The envd version output

rika@gult:~$ envd version --detail
envd: v0.3.36
BuildDate: 2023-07-18T15:36:15Z
GitCommit: 854798c
GitTreeState: clean
GitTag: v0.3.36
GoVersion: go1.19.10
Compiler: gc
Platform: linux/amd64
OSType: linux
OSVersion: 22.04
KernelVersion: 5.19.0-50-generic
DockerHostVersion: 24.0.2
ContainerRuntimes: [io.containerd.runc.v2,runc]
DefaultRuntime: runc

Additional context

/assign @kemingy

Is it related to the sjut mirror?

Nope, i ran envd bootstrap without any subfix at the first attemp and got the same error.

I'm not able to reproduce the error. Can you check the log in the bulidkitd container?

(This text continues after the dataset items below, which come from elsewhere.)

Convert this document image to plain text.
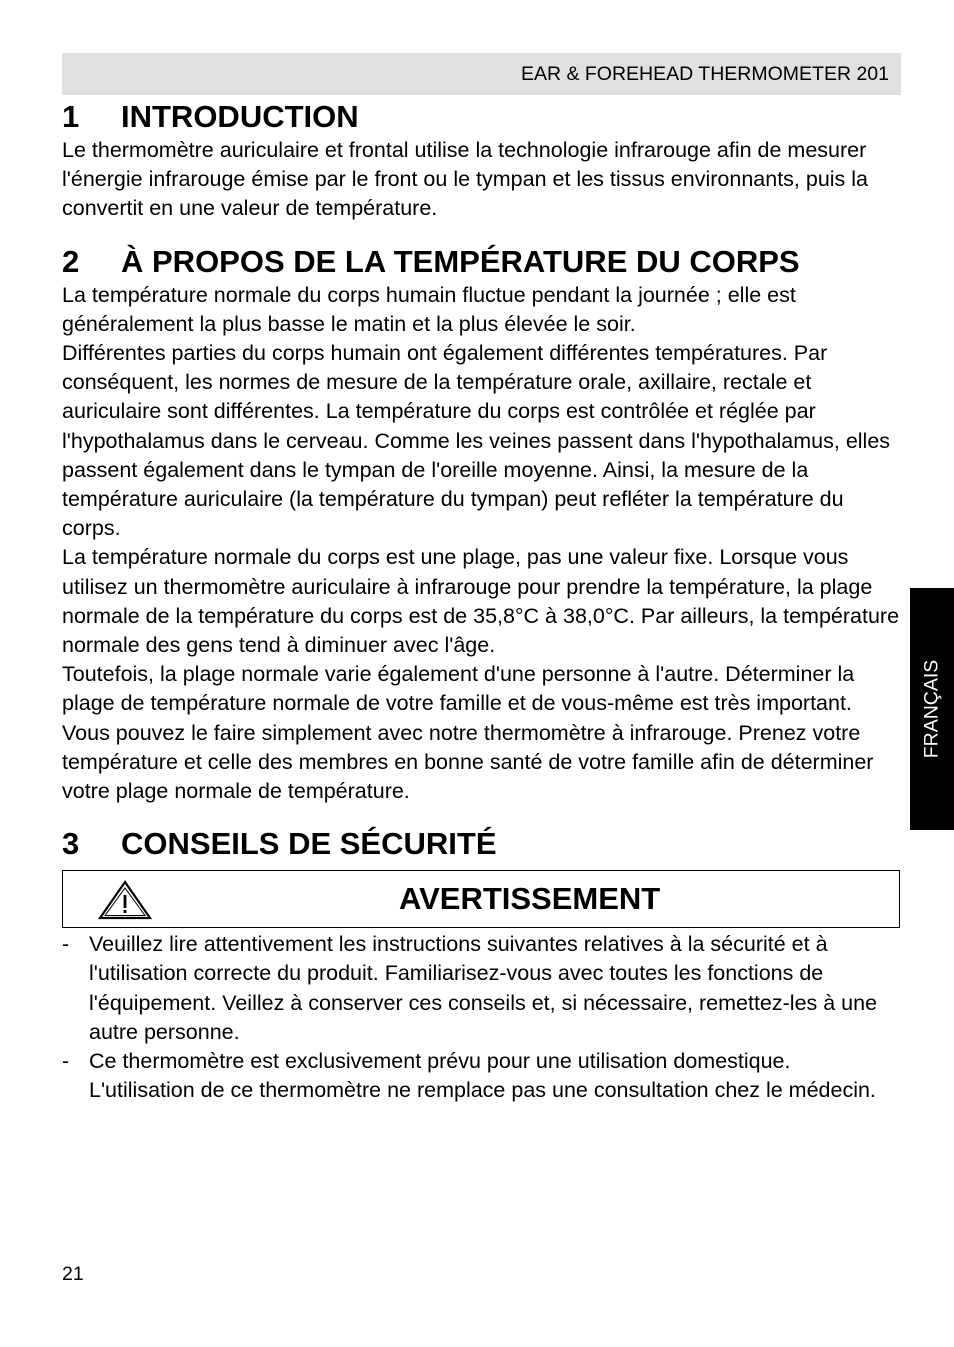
EAR & FOREHEAD THERMOMETER 201
FRANÇAIS
1	INTRODUCTION

Le thermomètre auriculaire et frontal utilise la technologie infrarouge afin de mesurer l'énergie infrarouge émise par le front ou le tympan et les tissus environnants, puis la convertit en une valeur de température.

2	À PROPOS DE LA TEMPÉRATURE DU CORPS

La température normale du corps humain fluctue pendant la journée ; elle est généralement la plus basse le matin et la plus élevée le soir.

Différentes parties du corps humain ont également différentes températures. Par conséquent, les normes de mesure de la température orale, axillaire, rectale et auriculaire sont différentes. La température du corps est contrôlée et réglée par l'hypothalamus dans le cerveau. Comme les veines passent dans l'hypothalamus, elles passent également dans le tympan de l'oreille moyenne. Ainsi, la mesure de la température auriculaire (la température du tympan) peut refléter la température du corps.

La température normale du corps est une plage, pas une valeur fixe. Lorsque vous utilisez un thermomètre auriculaire à infrarouge pour prendre la température, la plage normale de la température du corps est de 35,8°C à 38,0°C. Par ailleurs, la température normale des gens tend à diminuer avec l'âge.

Toutefois, la plage normale varie également d'une personne à l'autre. Déterminer la plage de température normale de votre famille et de vous-même est très important. Vous pouvez le faire simplement avec notre thermomètre à infrarouge. Prenez votre température et celle des membres en bonne santé de votre famille afin de déterminer votre plage normale de température.

3	CONSEILS DE SÉCURITÉ
AVERTISSEMENT
- Veuillez lire attentivement les instructions suivantes relatives à la sécurité et à l'utilisation correcte du produit. Familiarisez-vous avec toutes les fonctions de l'équipement. Veillez à conserver ces conseils et, si nécessaire, remettez-les à une autre personne.
- Ce thermomètre est exclusivement prévu pour une utilisation domestique. L'utilisation de ce thermomètre ne remplace pas une consultation chez le médecin.
21
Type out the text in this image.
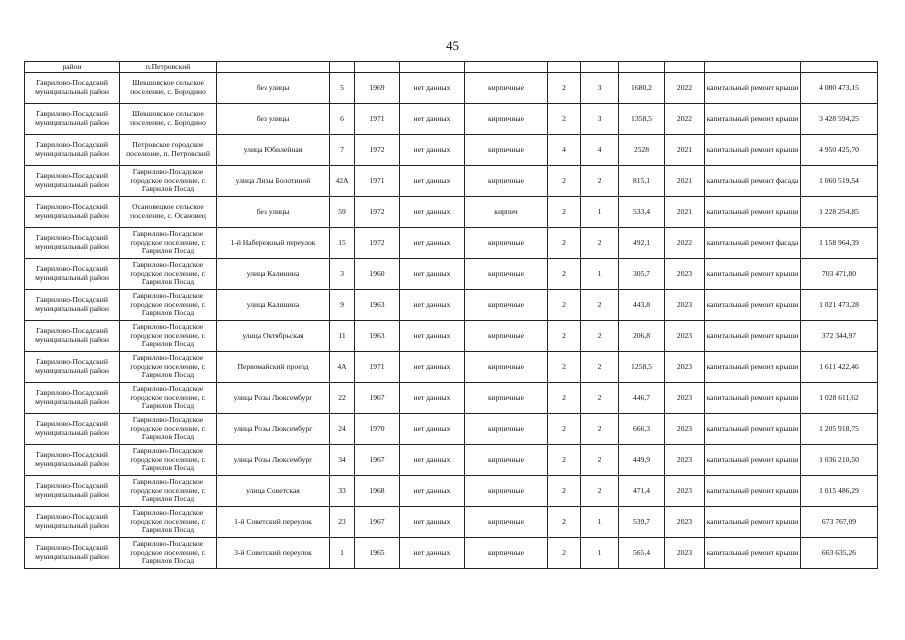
45
район	п.Петровский											
Гаврилово-Посадский муниципальный район	Шекшовское сельское поселение, с. Бородино	без улицы	5	1969	нет данных	кирпичные	2	3	1680,2	2022	капитальный ремонт крыши	4 080 473,15
Гаврилово-Посадский муниципальный район	Шекшовское сельское поселение, с. Бородино	без улицы	6	1971	нет данных	кирпичные	2	3	1358,5	2022	капитальный ремонт крыши	3 428 594,25
Гаврилово-Посадский муниципальный район	Петровское городское поселение, п. Петровский	улица Юбилейная	7	1972	нет данных	кирпичные	4	4	2528	2021	капитальный ремонт крыши	4 950 425,70
Гаврилово-Посадский муниципальный район	Гаврилово-Посадское городское поселение, г. Гаврилов Посад	улица Лизы Болотиной	42А	1971	нет данных	кирпичные	2	2	815,1	2021	капитальный ремонт фасада	1 060 519,54
Гаврилово-Посадский муниципальный район	Осановецкое сельское поселение, с. Осановец	без улицы	59	1972	нет данных	кирпич	2	1	533,4	2021	капитальный ремонт крыши	1 228 254,85
Гаврилово-Посадский муниципальный район	Гаврилово-Посадское городское поселение, г. Гаврилов Посад	1-й Набережный переулок	15	1972	нет данных	кирпичные	2	2	492,1	2022	капитальный ремонт фасада	1 158 964,39
Гаврилово-Посадский муниципальный район	Гаврилово-Посадское городское поселение, г. Гаврилов Посад	улица Калинина	3	1960	нет данных	кирпичные	2	1	305,7	2023	капитальный ремонт крыши	703 471,80
Гаврилово-Посадский муниципальный район	Гаврилово-Посадское городское поселение, г. Гаврилов Посад	улица Калинина	9	1963	нет данных	кирпичные	2	2	443,8	2023	капитальный ремонт крыши	1 021 473,28
Гаврилово-Посадский муниципальный район	Гаврилово-Посадское городское поселение, г. Гаврилов Посад	улица Октябрьская	11	1963	нет данных	кирпичные	2	2	206,8	2023	капитальный ремонт крыши	372 344,97
Гаврилово-Посадский муниципальный район	Гаврилово-Посадское городское поселение, г. Гаврилов Посад	Первомайский проезд	4А	1971	нет данных	кирпичные	2	2	1258,5	2023	капитальный ремонт крыши	1 611 422,46
Гаврилово-Посадский муниципальный район	Гаврилово-Посадское городское поселение, г. Гаврилов Посад	улица Розы Люксембург	22	1967	нет данных	кирпичные	2	2	446,7	2023	капитальный ремонт крыши	1 028 611,62
Гаврилово-Посадский муниципальный район	Гаврилово-Посадское городское поселение, г. Гаврилов Посад	улица Розы Люксембург	24	1970	нет данных	кирпичные	2	2	666,3	2023	капитальный ремонт крыши	1 205 918,75
Гаврилово-Посадский муниципальный район	Гаврилово-Посадское городское поселение, г. Гаврилов Посад	улица Розы Люксембург	34	1967	нет данных	кирпичные	2	2	449,9	2023	капитальный ремонт крыши	1 036 210,50
Гаврилово-Посадский муниципальный район	Гаврилово-Посадское городское поселение, г. Гаврилов Посад	улица Советская	33	1968	нет данных	кирпичные	2	2	471,4	2023	капитальный ремонт крыши	1 015 486,29
Гаврилово-Посадский муниципальный район	Гаврилово-Посадское городское поселение, г. Гаврилов Посад	1-й Советский переулок	23	1967	нет данных	кирпичные	2	1	539,7	2023	капитальный ремонт крыши	673 767,09
Гаврилово-Посадский муниципальный район	Гаврилово-Посадское городское поселение, г. Гаврилов Посад	3-й Советский переулок	1	1965	нет данных	кирпичные	2	1	565,4	2023	капитальный ремонт крыши	663 635,26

Not sure if it's related to the HTTP proxy config.

I'm not able to reproduce the error. Can you check the log in the bulidkitd container?

Not sure if it's related to the HTTP proxy config.

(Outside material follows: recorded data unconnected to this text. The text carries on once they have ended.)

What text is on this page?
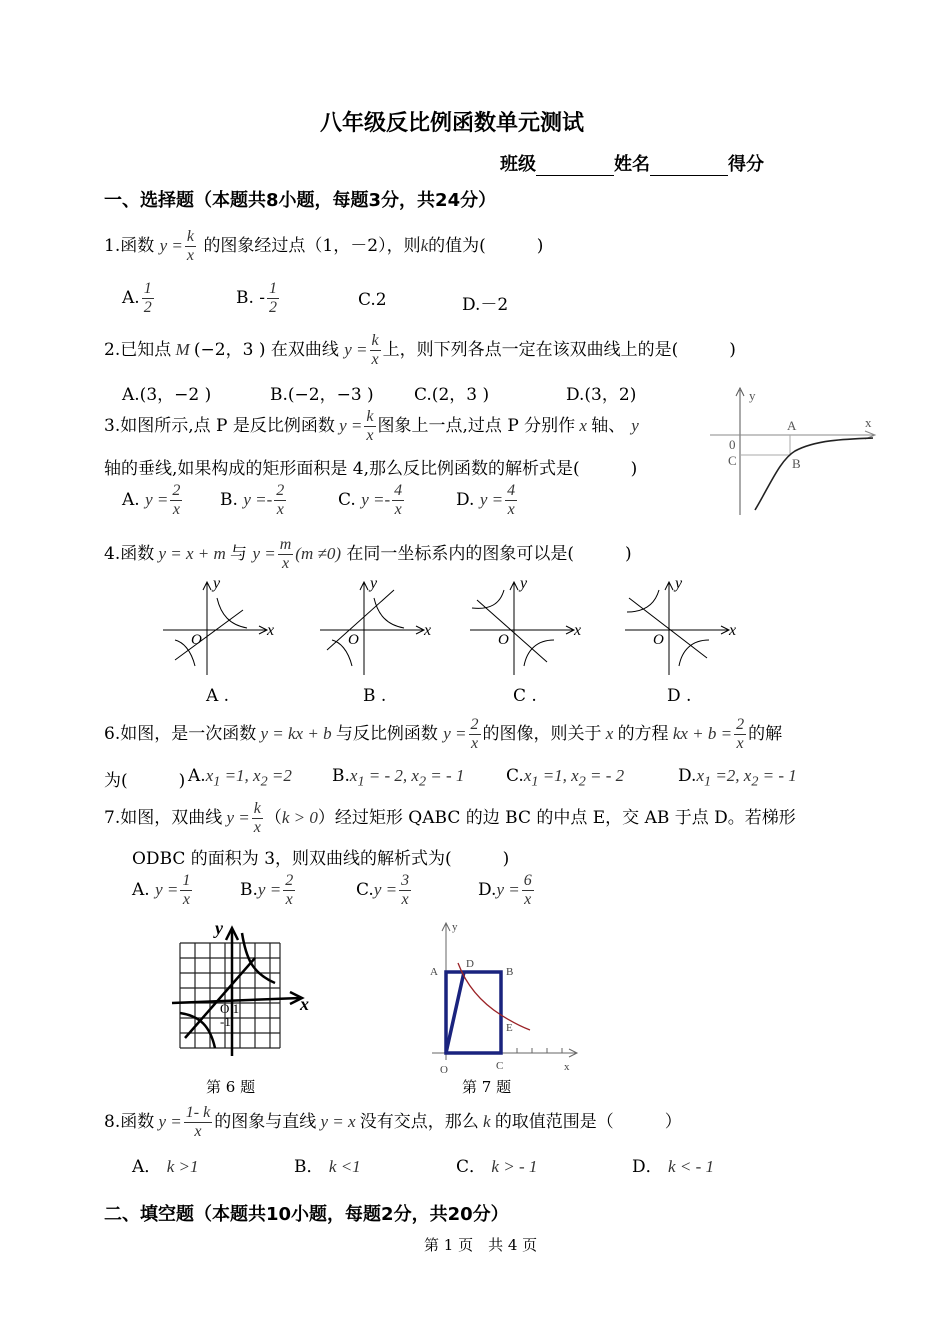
八年级反比例函数单元测试
班级	姓名	得分
一、选择题（本题共8小题，每题3分，共24分）
1.函数 $y = \frac{k}{x}$ 的图象经过点（1，－2），则k的值为(　　　)
A. $\frac{1}{2}$	B. - $\frac{1}{2}$	C.2	D.－2
2.已知点 M (−2，3 ) 在双曲线 $y = \frac{k}{x}$ 上，则下列各点一定在该双曲线上的是(　　　)
A.(3，−2 )	B.(−2，−3 ) C.(2，3 )	D.(3，2)
3.如图所示,点 P 是反比例函数 $y = \frac{k}{x}$ 图象上一点,过点 P 分别作 x 轴、 y
轴的垂线,如果构成的矩形面积是 4,那么反比例函数的解析式是(　　　)
A. $y = \frac{2}{x} B$. $y =- \frac{2}{x}$	C. $y =- \frac{4}{x}$	D. $y = \frac{4}{x}$
y
x
A
0
C	B
4.函数 y = x + m 与 $y = \frac{m}{x} (m \ne 0)$ 在同一坐标系内的图象可以是(　　　)
y
x
O
y
x
O
y
x
O
y
x
O
A .	B .	C .	D .
6.如图，是一次函数 y = kx + b 与反比例函数 $y = \frac{2}{x}$ 的图像，则关于 x 的方程 kx + $b = \frac{2}{x}$ 的解
为(　　　) $A.x_1 =1$, $x_2 =2$ $B.x_1$ = - 2, $x_2$ = - 1 $C.x_1 =1$, $x_2$ = - 2	$D.x_1 =2$, $x_2$ = - 1
7.如图，双曲线 $y = \frac{k}{x} (k > 0)$经过矩形 QABC 的边 BC 的中点 E，交 AB 于点 D。若梯形
ODBC 的面积为 3，则双曲线的解析式为(　　　)
A. $y = \frac{1}{x}$	$B.y = \frac{2}{x}$	$C.y = \frac{3}{x}$	$D.y = \frac{6}{x}$
y
x
O 1
-1
第 6 题
y
x
A
D
B
E
O	C
第 7 题
8.函数 $y = \frac{1- k}{x}$ 的图象与直线 y = x 没有交点，那么 k 的取值范围是（　　　）
A． k >1	B． k <1	C． k > - 1	D． k < - 1
二、填空题（本题共10小题，每题2分，共20分）
第 1 页　共 4 页
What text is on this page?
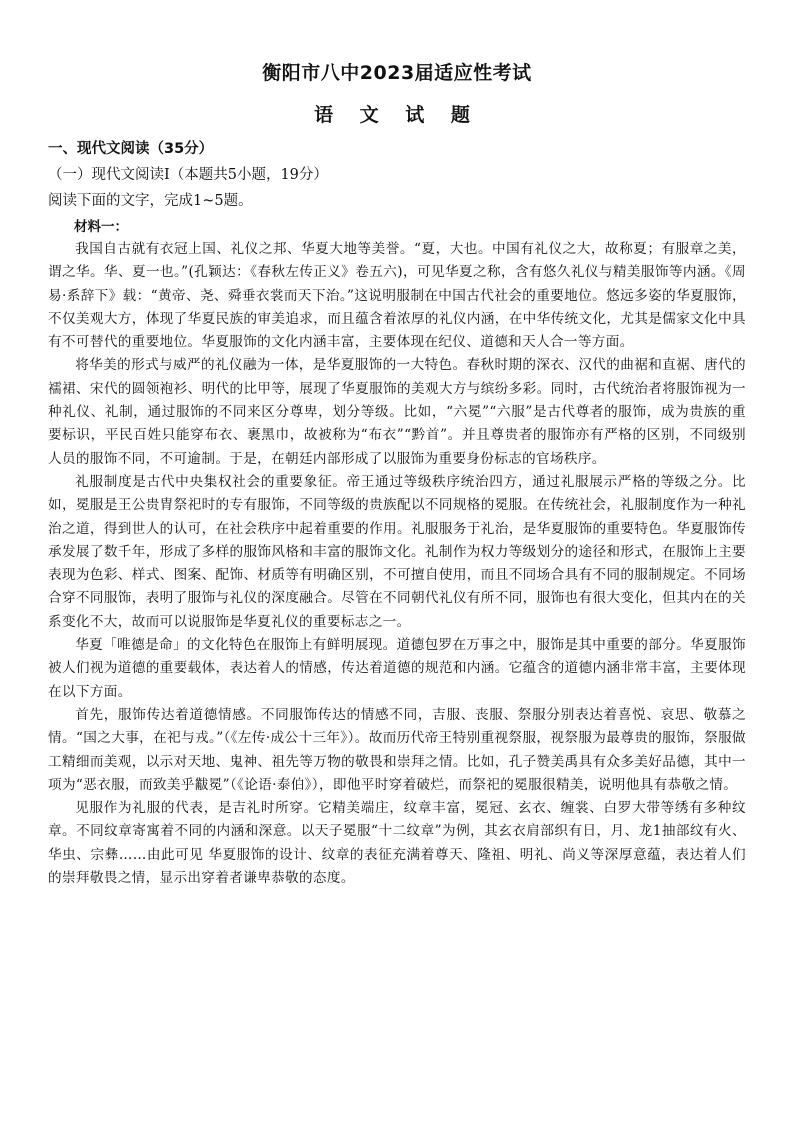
衡阳市八中2023届适应性考试
语 文 试 题
一、现代文阅读（35分）
（一）现代文阅读Ⅰ（本题共5小题，19分）
阅读下面的文字，完成1~5题。
材料一：

我国自古就有衣冠上国、礼仪之邦、华夏大地等美誉。“夏，大也。中国有礼仪之大，故称夏；有服章之美，谓之华。华、夏一也。”(孔颖达：《春秋左传正义》卷五六)，可见华夏之称，含有悠久礼仪与精美服饰等内涵。《周易·系辞下》载：“黄帝、尧、舜垂衣裳而天下治。”这说明服制在中国古代社会的重要地位。悠远多姿的华夏服饰，不仅美观大方，体现了华夏民族的审美追求，而且蕴含着浓厚的礼仪内涵，在中华传统文化，尤其是儒家文化中具有不可替代的重要地位。华夏服饰的文化内涵丰富，主要体现在纪仪、道德和天人合一等方面。

将华美的形式与威严的礼仪融为一体，是华夏服饰的一大特色。春秋时期的深衣、汉代的曲裾和直裾、唐代的襦裙、宋代的圆领袍衫、明代的比甲等，展现了华夏服饰的美观大方与缤纷多彩。同时，古代统治者将服饰视为一种礼仪、礼制，通过服饰的不同来区分尊卑，划分等级。比如，“六冕”“六服”是古代尊者的服饰，成为贵族的重要标识，平民百姓只能穿布衣、裹黑巾，故被称为“布衣”“黔首”。并且尊贵者的服饰亦有严格的区别，不同级别人员的服饰不同，不可逾制。于是，在朝廷内部形成了以服饰为重要身份标志的官场秩序。

礼服制度是古代中央集权社会的重要象征。帝王通过等级秩序统治四方，通过礼服展示严格的等级之分。比如，冕服是王公贵胄祭祀时的专有服饰，不同等级的贵族配以不同规格的冕服。在传统社会，礼服制度作为一种礼治之道，得到世人的认可，在社会秩序中起着重要的作用。礼服服务于礼治，是华夏服饰的重要特色。华夏服饰传承发展了数千年，形成了多样的服饰风格和丰富的服饰文化。礼制作为权力等级划分的途径和形式，在服饰上主要表现为色彩、样式、图案、配饰、材质等有明确区别，不可擅自使用，而且不同场合具有不同的服制规定。不同场合穿不同服饰，表明了服饰与礼仪的深度融合。尽管在不同朝代礼仪有所不同，服饰也有很大变化，但其内在的关系变化不大，故而可以说服饰是华夏礼仪的重要标志之一。

华夏「唯德是命」的文化特色在服饰上有鲜明展现。道德包罗在万事之中，服饰是其中重要的部分。华夏服饰被人们视为道德的重要载体，表达着人的情感，传达着道德的规范和内涵。它蕴含的道德内涵非常丰富，主要体现在以下方面。

首先，服饰传达着道德情感。不同服饰传达的情感不同，吉服、丧服、祭服分别表达着喜悦、哀思、敬慕之情。“国之大事，在祀与戎。”（《左传·成公十三年》）。故而历代帝王特别重视祭服，视祭服为最尊贵的服饰，祭服做工精细而美观，以示对天地、鬼神、祖先等万物的敬畏和崇拜之情。比如，孔子赞美禹具有众多美好品德，其中一项为“恶衣服，而致美乎黻冕”（《论语·泰伯》），即他平时穿着破烂，而祭祀的冕服很精美，说明他具有恭敬之情。

见服作为礼服的代表，是吉礼时所穿。它精美端庄，纹章丰富，冕冠、玄衣、缠裳、白罗大带等绣有多种纹章。不同纹章寄寓着不同的内涵和深意。以天子冕服“十二纹章”为例，其玄衣肩部织有日，月、龙1抽部纹有火、华虫、宗彝……由此可见 华夏服饰的设计、纹章的表征充满着尊天、隆祖、明礼、尚义等深厚意蕴，表达着人们的崇拜敬畏之情，显示出穿着者谦卑恭敬的态度。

No container can be found in my docker desktop. I'm afraid envd failed creating the envd_buildkitd container. Following is the output of docker ps, according to which the only container I have on this PC is the one created by envd 7 monthes ago when I first try to install it...btw, what can i do to check if it's related to the HTTP proxy config?

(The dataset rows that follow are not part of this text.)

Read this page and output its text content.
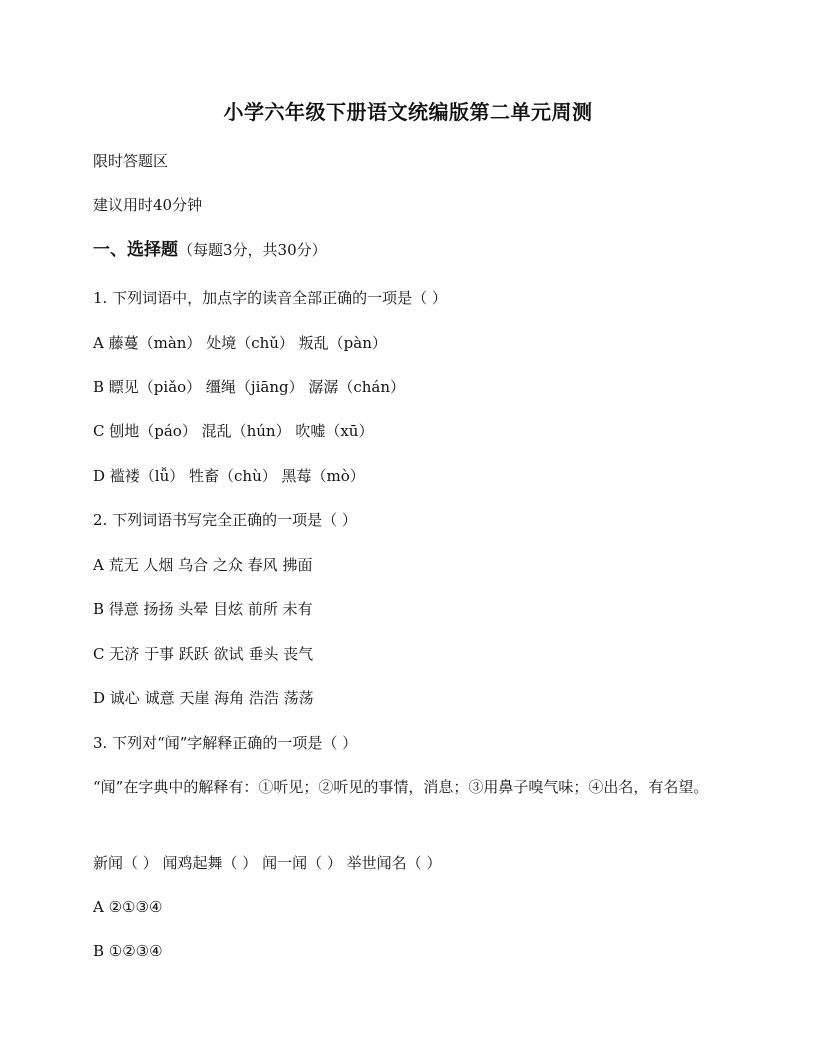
小学六年级下册语文统编版第二单元周测

限时答题区

建议用时40分钟

一、选择题（每题3分，共30分）

1. 下列词语中，加点字的读音全部正确的一项是（ ）

A 藤蔓（màn） 处境（chǔ） 叛乱（pàn）

B 瞟见（piǎo） 缰绳（jiāng） 潺潺（chán）

C 刨地（páo） 混乱（hún） 吹嘘（xū）

D 褴褛（lǚ） 牲畜（chù） 黑莓（mò）

2. 下列词语书写完全正确的一项是（ ）

A 荒无 人烟 乌合 之众 春风 拂面

B 得意 扬扬 头晕 目炫 前所 未有

C 无济 于事 跃跃 欲试 垂头 丧气

D 诚心 诚意 天崖 海角 浩浩 荡荡

3. 下列对“闻”字解释正确的一项是（ ）

“闻”在字典中的解释有：①听见；②听见的事情，消息；③用鼻子嗅气味；④出名，有名望。

新闻（ ） 闻鸡起舞（ ） 闻一闻（ ） 举世闻名（ ）

A ②①③④

B ①②③④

a116f6b27925 envd-quick-start:dev "horust" 7 months ago Up 22 hours>2222/tcp,>8888/tcp envd-quick-start

The current buildkitd container is started with something like:

docker run --rm --name envd_buildkitd --privileged -v $HOME/.config/envd:/etc/registry docker.io/moby/buildkit:v0.10.6 --config /etc/registry/buildkitd.toml

The $HOME/.config/envd/buildkitd.toml is generated when you run envd bootstrap.

Can you try to run this command directly?

rika@gult:~$ sudo docker run --rm --name envd_buildkitd --privileged -v $HOME/.config/envd:/etc/registry docker.io/moby/buildkit:v0.10.6 --config /etc/registry/buildkitd.toml

docker: Error response from daemon: Conflict. The container name "/envd_buildkitd" is already in use by container "3323cd6af59ac1e9a1df40d98e9ac0304b4ea67108fe115aee337077ef81812f". You have to remove (or rename) that container to be able to reuse that name.

Run docker rm envd_buildkitd to remove that old one. Use docker ps -a to check if there are some legacy buildkitd containers.